The Primary (pre-treatment) and Secondary (post-treatment) humoral immune responses (means ± s.d.) to tetanus and diphtheria antigens in red knots subjected to different Experimental Treatments. The treatment was almost identical for all birds up to the Primary response (see text). The week before the Secondary response was measured, Flyers (N=6) flew the equivalent of 1500 km in a wind tunnel. Failed Flyers (N=5) were birds originally assigned as Flyers that refused to fly for long periods in the wind tunnel. Controls (N=8) did not fly in the wind tunnel. The long flights had no detectable effect on the humoral immune response of the birds. Humoral immune responses were measured as the antigen-specific antibody response using a kinetic ELISA. A higher antibody titer against a specific antigen was detected as a faster colour change over time [measured in milli Optical Densities (mOD) min^–1], which is equivalent to more antibodies specifically bound to the antigen.
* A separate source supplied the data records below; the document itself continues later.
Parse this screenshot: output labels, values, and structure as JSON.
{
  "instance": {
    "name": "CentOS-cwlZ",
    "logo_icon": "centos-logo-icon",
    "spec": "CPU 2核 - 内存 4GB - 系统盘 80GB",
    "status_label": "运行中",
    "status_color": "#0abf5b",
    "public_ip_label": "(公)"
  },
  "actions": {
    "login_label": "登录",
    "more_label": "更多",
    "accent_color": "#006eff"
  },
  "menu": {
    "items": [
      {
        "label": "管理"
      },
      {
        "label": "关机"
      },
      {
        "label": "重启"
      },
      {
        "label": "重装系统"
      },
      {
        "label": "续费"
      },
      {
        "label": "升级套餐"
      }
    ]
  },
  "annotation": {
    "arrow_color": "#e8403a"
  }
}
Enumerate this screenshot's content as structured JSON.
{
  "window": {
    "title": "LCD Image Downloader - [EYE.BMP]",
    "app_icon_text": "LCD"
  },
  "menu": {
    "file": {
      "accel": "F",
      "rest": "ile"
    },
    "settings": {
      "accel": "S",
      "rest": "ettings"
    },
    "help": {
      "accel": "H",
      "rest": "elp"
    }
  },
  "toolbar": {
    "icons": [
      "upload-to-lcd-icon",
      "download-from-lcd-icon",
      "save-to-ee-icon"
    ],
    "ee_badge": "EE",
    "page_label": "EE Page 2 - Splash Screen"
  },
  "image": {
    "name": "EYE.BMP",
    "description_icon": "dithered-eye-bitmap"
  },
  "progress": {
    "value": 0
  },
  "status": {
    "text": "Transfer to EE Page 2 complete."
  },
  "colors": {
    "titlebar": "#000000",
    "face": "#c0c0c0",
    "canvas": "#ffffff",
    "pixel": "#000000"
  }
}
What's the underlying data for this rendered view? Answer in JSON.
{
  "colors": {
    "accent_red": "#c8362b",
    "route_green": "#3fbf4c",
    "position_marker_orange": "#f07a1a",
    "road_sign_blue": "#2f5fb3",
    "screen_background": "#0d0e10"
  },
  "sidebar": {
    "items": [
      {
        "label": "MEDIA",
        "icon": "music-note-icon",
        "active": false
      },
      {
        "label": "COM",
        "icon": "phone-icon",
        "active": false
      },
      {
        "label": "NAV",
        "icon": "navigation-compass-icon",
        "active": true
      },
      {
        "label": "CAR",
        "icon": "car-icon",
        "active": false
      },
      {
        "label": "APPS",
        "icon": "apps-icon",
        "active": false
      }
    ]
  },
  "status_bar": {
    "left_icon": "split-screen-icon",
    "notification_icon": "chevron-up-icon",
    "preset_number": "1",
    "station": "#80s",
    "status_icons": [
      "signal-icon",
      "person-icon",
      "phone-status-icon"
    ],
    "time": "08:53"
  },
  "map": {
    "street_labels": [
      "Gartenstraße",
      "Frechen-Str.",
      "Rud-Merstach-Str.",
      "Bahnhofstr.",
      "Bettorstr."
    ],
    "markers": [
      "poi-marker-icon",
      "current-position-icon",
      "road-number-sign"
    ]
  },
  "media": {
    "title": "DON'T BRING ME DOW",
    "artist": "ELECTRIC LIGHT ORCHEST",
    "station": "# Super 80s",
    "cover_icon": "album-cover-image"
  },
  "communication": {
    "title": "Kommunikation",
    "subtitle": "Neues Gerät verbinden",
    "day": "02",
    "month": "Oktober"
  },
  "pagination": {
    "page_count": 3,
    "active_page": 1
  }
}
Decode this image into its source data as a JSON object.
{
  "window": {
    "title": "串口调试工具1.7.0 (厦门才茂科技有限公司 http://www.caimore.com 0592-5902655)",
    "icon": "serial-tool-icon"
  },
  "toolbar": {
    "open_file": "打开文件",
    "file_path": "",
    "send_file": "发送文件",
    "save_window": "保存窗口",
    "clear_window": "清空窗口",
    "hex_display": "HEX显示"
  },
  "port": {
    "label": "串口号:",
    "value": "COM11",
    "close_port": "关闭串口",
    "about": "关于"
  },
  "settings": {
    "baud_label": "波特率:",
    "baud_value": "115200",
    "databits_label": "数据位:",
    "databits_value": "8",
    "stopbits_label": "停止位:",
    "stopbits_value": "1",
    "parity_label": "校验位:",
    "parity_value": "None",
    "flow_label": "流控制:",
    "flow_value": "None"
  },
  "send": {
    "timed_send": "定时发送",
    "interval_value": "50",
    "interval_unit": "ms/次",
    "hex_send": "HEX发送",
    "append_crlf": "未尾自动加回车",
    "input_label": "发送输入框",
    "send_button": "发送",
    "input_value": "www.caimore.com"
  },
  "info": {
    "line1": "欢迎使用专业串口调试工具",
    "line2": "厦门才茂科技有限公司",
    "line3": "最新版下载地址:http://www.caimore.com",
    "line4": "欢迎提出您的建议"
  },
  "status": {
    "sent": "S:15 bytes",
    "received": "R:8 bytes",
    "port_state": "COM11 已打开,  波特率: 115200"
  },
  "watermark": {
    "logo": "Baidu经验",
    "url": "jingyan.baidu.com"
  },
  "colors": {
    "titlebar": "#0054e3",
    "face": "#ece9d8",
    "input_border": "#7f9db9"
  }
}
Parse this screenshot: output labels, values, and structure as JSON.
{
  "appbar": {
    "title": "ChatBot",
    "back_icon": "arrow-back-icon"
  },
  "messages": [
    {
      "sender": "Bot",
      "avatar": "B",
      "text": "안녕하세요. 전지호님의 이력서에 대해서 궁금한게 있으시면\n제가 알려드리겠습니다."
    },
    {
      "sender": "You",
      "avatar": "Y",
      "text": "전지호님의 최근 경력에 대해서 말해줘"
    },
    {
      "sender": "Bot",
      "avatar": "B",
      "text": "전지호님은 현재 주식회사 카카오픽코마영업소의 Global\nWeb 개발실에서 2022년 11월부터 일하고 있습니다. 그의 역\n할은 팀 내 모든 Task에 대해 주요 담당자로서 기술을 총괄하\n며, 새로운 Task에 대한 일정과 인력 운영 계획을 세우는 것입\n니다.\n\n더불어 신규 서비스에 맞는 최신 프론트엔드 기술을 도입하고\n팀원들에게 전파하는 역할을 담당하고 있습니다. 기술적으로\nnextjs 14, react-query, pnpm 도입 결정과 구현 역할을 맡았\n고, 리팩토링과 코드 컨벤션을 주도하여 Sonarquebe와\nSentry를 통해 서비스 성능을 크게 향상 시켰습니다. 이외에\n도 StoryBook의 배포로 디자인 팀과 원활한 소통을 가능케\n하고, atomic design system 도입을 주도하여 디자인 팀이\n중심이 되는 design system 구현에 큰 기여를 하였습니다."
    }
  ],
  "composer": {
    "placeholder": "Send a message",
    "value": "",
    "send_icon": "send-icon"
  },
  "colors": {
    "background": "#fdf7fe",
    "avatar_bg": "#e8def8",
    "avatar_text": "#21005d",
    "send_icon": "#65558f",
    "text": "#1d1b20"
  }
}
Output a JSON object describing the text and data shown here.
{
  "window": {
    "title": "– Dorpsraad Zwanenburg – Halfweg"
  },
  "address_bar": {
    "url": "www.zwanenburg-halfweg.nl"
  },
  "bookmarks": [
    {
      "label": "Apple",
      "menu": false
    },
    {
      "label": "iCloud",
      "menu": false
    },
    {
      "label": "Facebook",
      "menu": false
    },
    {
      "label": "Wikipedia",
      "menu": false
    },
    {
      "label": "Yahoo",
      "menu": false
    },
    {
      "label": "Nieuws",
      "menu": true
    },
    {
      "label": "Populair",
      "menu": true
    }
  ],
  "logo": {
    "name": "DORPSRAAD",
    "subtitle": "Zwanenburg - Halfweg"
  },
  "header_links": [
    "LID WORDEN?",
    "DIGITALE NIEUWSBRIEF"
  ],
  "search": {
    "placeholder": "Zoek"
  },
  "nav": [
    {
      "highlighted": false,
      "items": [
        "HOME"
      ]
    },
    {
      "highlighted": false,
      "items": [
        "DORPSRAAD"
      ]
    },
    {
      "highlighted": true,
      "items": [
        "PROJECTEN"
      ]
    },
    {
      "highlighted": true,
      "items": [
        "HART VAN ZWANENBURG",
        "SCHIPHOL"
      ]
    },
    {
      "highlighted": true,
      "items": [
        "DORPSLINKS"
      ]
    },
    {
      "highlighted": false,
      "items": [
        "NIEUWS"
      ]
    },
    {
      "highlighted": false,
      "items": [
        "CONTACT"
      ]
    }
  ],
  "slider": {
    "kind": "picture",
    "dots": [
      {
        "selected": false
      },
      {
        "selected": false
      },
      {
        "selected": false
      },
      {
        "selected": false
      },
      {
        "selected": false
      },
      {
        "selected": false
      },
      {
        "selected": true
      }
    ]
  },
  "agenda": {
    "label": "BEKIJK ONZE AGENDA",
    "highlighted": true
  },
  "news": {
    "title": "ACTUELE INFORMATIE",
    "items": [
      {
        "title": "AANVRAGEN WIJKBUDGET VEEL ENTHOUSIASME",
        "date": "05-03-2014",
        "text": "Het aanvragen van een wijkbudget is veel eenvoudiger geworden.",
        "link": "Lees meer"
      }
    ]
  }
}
We found no difference in wing web swelling caused by a PHA injection between birds of different Experimental Treatments (two-way ANOVA, F_2,14=0.76, P=0.48; Fig. 2), but there was a significant effect of Batch (F_1,14=5.0, P=0.043; birds of Batch 1 had larger swellings than those of Batch 2). When comparing only Flyers and Controls, there was no significant difference in the wing web swelling response to PHA between the Experimental Treatments, but still an effect of Batch (two-way ANOVA, effect of Experimental Treatment, F_1,10=1.03, P=0.335; effect of Batch, F_1,10=5.5, P=0.041). Thus, there was no visible effect of long flights on the cell-mediated immune response.

Corticosterone

Correlation between corticosterone and immune response

Secondary antibody titers of neither tetanus nor diphtheria correlated significantly with baseline corticosterone levels as measured after a week of Flight Treatment (Pearson correlation: tetanus vs corticosterone, r₁₈=–0.07, P=0.78; diphtheria vs corticosterone, r₁₈=0.09, P=0.71). Including body mass in these analyses did not change any results.

Conclusion

Contrary to our predictions, strenuous exercise in the form of 1500 km of flight during a week did not affect either immune responses or corticosterone levels in red knots flying in a wind tunnel. This suggests that these long-distance migrant birds are well adapted to demanding long flights, and that workload per se does not induce immunosuppression. If so, the long migratory flights are not likely to enhance the risk of contracting diseases en route between winter and summer quarters. However, our birds were well fed. Whether poor or unpredictable conditions in the wild, such as adverse weather and food constraints on staging sites, may induce stress and immunosuppression remains to be studied.